Century Marks

Century Marks

Gutsy act

In 1934, a 17-year-old girl was about to go on stage to do a dance routine during amateur night at the Apollo Theater in Harlem. But the act preceding her featured a dance duo whose performance was so good that the girl decided she couldn't follow it with a dance. She decided to sing instead, even though she had never sung in public and didn't even know whether she could sing. That girl was named Ella Fitzgerald (interview with Michael Meade, The Sun, November).

Time for silence

When Job's friends first showed up, they sat with him in silence for seven days and nights (2:11–13). They should have kept their mouths closed. Rather than attending to Job's pain, they voiced their own ideas about justice and suffering. In her seminary course on grief, Janet L. Ramsey gives examples of what not to say to people in deep pain: "This too will pass." "Your faith is strong enough to get you through." "I know how you feel." The most important thing is to be present and listen to the person and the Holy Spirit. Appropriate comments include an acknowledgment of the difficulty the person is facing and encouraging words about God's loving and abiding presence (Word & World, Fall).

Manhood

Before Penn State played Nebraska in its first football game after the sexual abuse scandal broke, Ron Brown, Nebraska's assistant coach, led a prayer for both teams. He expressed concern for the alleged victims and added: "There are a lot of little boys around the country, today, who are watching this game.

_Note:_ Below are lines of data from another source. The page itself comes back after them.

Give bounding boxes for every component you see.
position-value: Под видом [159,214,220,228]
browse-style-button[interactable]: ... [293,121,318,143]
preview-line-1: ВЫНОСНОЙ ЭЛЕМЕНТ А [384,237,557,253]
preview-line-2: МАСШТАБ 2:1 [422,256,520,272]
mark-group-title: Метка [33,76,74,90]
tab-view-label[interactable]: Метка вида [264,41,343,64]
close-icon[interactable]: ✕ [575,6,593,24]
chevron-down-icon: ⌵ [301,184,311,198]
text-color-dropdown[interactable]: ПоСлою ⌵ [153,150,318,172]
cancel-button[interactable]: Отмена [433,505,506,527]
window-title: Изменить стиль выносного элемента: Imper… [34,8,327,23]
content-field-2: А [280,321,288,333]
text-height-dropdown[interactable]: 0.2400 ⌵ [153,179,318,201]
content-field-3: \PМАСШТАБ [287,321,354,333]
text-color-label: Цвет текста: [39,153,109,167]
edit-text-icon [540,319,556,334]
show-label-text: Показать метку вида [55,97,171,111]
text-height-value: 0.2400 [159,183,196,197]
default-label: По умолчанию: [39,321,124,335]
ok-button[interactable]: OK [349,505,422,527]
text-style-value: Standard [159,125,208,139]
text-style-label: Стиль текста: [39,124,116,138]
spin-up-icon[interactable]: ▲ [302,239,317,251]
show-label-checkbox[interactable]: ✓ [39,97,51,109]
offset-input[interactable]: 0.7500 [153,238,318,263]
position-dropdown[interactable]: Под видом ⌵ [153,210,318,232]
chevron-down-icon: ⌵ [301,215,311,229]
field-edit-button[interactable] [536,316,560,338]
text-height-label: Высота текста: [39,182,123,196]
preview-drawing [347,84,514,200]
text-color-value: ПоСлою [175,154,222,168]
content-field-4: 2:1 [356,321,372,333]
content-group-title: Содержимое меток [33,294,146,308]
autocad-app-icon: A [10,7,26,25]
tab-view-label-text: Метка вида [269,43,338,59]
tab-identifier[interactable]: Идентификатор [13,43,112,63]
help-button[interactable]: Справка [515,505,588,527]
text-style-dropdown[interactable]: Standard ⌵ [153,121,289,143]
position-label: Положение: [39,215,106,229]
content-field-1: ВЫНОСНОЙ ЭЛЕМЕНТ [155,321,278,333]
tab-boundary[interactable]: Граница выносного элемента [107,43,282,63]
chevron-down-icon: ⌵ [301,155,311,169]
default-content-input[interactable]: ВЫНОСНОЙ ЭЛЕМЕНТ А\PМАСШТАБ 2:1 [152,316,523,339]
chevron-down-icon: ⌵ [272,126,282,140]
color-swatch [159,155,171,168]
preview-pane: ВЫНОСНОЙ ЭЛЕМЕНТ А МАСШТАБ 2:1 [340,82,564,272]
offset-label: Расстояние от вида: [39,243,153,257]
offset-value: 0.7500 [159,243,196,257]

And they're trying to figure out what the definition of manhood is all about. Father, this is it right here. I pray that this game will be a training ground of what manhood looks like." Brown has previously expressed his conviction that gay sex is sinful (Religion Dispatches, November 14).

Nuns vs. corporations

When Nora Nash of the Sisters of St. Francis met with executives from Goldman Sachs in New York, she had four demands: protect consumers, rein in executive pay, increase company transparency and remember the poor. The Sisters of St. Francis use moral suasion to influence corporate behavior. When the order decides to challenge a company's practices, it buys the minimum amount of stock needed to make resolutions at stockholder meetings. The sisters have discovered that corporate executives would rather meet with them privately than be confronted publicly. Jack Welch, former GE executive, even flew by helicopter to a convent in Pennsyl­vania in order to meet with the nuns (New York Times, November 12).

Lost victims

Sexual abusers tend to be narcissistic and grandiose, says Father James Martin SJ, reflecting on the similarities between sexual abuse cases in the Catholic Church and those alleged to have taken place in the Penn State University football program. The narcissist thinks only of his own needs and personal gratification. Once a sexual abuser is called to account, he often focuses on his own suffering, thinking that a grave injustice has been done to him, and asks for sympathy. What's lost is concern for the victims (Guest Voices, Washington Post, November 13).